I suspect that everyone's memories are actually a mish-mash of truth, lies and convenience, but all the more so if you try to make a really good story out of them.

In this collection, The Monster Mash, the one set in the business end of a coroner's office, is the one that throws me the most.  Although he alludes to this gig a few times elsewhere, it just seems wildly out of character for a guy who comes across as so squeamish and fastidious elsewhere.

Loved that Alan Garner stuff as a kid.  Will have to revisit.

Mabs

I'm currently reading Akira Vol. 5, after this one i'll just be one volume away from owning the whole set! Woohoo!  :D
My Blog: http://nexuswookie.wordpress.com/

My Twitter @nexuswookie

sheldipez

Just finished my Marshal Law: The Deluxe Edition; superb stuff.
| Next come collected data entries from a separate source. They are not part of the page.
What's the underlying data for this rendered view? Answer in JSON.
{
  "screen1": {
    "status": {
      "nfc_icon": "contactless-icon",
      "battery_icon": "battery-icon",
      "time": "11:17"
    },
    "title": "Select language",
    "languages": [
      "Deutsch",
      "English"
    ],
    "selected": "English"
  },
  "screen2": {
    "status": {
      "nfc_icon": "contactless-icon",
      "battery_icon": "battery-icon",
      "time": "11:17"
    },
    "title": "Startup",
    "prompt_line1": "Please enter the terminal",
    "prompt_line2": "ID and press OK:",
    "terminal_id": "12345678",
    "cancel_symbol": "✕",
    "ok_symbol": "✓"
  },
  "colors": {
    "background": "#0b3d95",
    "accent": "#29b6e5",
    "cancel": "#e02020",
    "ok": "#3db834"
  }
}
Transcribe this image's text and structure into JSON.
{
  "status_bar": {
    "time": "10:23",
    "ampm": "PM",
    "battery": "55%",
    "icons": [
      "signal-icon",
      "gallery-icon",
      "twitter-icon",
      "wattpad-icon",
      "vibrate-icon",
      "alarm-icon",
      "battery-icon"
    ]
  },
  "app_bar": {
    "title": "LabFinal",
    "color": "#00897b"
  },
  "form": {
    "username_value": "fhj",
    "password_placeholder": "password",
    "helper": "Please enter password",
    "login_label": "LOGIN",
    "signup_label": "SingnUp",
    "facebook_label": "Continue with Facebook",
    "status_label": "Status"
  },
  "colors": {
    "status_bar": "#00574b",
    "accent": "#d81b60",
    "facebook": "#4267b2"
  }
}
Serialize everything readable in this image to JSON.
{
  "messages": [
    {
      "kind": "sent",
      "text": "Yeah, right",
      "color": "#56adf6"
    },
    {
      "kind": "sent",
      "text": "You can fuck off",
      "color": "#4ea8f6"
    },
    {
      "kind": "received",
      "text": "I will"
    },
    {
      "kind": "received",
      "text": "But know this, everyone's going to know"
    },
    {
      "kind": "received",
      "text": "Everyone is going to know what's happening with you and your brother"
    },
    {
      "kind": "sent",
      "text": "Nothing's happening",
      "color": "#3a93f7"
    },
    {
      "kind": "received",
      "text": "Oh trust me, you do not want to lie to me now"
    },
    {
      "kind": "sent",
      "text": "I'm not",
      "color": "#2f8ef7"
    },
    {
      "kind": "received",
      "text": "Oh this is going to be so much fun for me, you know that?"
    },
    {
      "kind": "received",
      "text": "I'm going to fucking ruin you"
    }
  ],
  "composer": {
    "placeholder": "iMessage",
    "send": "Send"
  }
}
I think Marshal is overdue a comeback, there's so much happened in the DC/Marvel universes since then for Mills & O'Neill to mock.

Mabs

Quote from: sheldipez on 17 May, 2013, 11:06:45 AM
Just finished my Marshal Law: The Deluxe Edition; superb stuff. I think Marshal is overdue a comeback, there's so much happened in the DC/Marvel universes since then for Mills & O'Neill to mock.

Without doubt! Can you imagine the (delightful) carnage that Mills and O'Neill could unleash right now? Lol! I would love to see a comeback from the leather clad one!

Here's my review by the way, if anyone missed it on the other thread.

http://nexuswookie.wordpress.com/2013/05/12/marshal-law-deluxe-edition-review/

One of the best comic collections i have had the pleasure of reading this year. Period.
My Blog: http://nexuswookie.wordpress.com/

My Twitter @nexuswookie

Radbacker

recently finished reading Matter by Ian M Banks, not too bad but the first of his books I've read that I haven't absolutely loved, the end just kinda bummed me out. I suppose it was just pushing the point that SC is very dangerous business, also got a bit lost on what that final threat was? some kind of ancient weapon or an actual Alien?
Reading the latest Retro Gamer at the moment, about the only computer game mag I get these days.